Tuesday, 10 July 2012

Does procurement as a shared service add up?

Back in 2008 I had a paper published on Procurement as a shared service (let me know if you want a copy).  That paper examined case study evidence from six local government procurement shared services (14 councils);  it concluded that delivering procurement through a shared service did add up.  The case studies included the financial savings reported. Savings that went beyond those which could have been achieved through other routes, including the use of consortia.  It also highlighted some of my concerns, for example, none of the case study shared services had developed a joint procurement strategy, the need to develop trust slowly and incrementally, and the need to consider what happens when the political objectives of the partners diverge.  Nevertheless, I remained convinced that delivering procurement as a shared service does make sense as one option to be explored, and, when it when the circumstances are appropriate, implemented.

So it was with some interest I discovered that the Public Accounts Committee concluded Whitehall's approach to shared services didn't add up, and that's despite originally being advocated by the Gershon Review back in 2004. But let's remember that Gershon's argument was based on securing access to scarce procurement expertise.

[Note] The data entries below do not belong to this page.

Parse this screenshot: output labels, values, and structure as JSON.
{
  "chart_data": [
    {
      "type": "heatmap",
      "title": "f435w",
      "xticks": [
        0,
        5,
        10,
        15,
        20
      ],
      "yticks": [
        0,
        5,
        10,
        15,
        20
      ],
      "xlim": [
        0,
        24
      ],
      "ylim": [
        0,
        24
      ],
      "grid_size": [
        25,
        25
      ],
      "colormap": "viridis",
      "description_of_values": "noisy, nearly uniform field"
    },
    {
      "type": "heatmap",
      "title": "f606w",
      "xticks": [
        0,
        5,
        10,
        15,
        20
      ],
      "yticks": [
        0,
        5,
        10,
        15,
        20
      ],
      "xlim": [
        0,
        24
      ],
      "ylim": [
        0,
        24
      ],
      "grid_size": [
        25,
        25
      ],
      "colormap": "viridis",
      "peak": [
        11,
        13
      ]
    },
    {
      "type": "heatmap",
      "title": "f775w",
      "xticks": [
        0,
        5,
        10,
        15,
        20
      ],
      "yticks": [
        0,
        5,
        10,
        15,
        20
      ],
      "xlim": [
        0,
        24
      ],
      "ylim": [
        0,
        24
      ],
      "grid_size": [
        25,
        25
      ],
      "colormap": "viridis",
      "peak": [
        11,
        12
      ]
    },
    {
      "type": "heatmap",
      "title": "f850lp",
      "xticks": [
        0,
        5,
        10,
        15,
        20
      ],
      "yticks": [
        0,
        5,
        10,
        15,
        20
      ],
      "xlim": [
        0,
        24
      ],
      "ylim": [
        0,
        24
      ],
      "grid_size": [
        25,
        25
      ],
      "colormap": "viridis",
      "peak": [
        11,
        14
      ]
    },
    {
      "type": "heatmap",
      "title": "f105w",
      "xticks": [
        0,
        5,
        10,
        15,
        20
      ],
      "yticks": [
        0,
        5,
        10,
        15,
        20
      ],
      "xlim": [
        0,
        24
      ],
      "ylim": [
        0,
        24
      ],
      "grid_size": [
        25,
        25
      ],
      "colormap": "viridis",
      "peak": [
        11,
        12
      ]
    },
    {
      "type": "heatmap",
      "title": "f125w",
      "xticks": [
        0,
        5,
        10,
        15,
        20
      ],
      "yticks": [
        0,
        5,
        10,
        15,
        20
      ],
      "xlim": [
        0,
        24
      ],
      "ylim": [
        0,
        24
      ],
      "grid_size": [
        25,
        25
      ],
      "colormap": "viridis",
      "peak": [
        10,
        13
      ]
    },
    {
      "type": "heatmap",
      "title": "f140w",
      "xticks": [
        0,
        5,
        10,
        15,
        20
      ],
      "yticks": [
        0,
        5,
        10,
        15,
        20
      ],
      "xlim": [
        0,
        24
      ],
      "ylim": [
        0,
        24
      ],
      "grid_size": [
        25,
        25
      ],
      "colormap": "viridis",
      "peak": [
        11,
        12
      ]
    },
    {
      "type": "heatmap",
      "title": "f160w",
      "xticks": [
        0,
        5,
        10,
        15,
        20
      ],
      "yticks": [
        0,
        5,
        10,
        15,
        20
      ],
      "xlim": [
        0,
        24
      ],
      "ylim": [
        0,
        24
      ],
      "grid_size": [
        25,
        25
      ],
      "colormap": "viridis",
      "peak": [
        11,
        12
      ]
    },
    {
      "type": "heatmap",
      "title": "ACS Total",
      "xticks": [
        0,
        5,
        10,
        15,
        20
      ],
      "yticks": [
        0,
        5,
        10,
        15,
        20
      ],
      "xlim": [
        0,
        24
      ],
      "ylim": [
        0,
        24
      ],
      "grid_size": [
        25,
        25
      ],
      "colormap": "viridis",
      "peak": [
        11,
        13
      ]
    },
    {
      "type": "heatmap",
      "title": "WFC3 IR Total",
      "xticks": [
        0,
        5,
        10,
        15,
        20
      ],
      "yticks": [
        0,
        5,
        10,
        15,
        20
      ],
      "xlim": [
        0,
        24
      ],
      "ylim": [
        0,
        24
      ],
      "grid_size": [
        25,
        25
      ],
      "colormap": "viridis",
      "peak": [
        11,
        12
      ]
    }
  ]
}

The PAC report however appears to be using the same language but means something different.  Shared services in PACs view is a shared service centre - that certainly wasn't what I found in my local government research.  What I'd found was
people and organisations working collaboratively.  The shared service was shared people, shared expertise and shared buying power. The shared services I examined were not shared transactional services.  If we merely look at sharing transactional processes why not just outsource?  That way you can avoid costly computer systems and their need for integration and kit and focus on the real strategic delivery of the service, for example, a strategic procurement service.  Indeed when we hear so much about the demise of 'big government' should shared service centres really have an 'in-house future'?

Margaret Hodge, who chairs PAC was obviously annoyed with central government apparent waste of money.  She still remains convinced in the value of shared services:
Government could save significant sums of money if it pooled back office functions such as finance, HR and procurement. Securing efficiency savings is essential to protect public services from further cuts that could otherwise have been avoided.
But I really think we need to revisit what we mean by a shared procurement service.  If it is shared scarce procurement expertise - yes, the evidence stacks up from local government. If it is shared purchasing transactional services then we are talking about an entirely different thing and the discussion needs to be within the 'make or buy' context.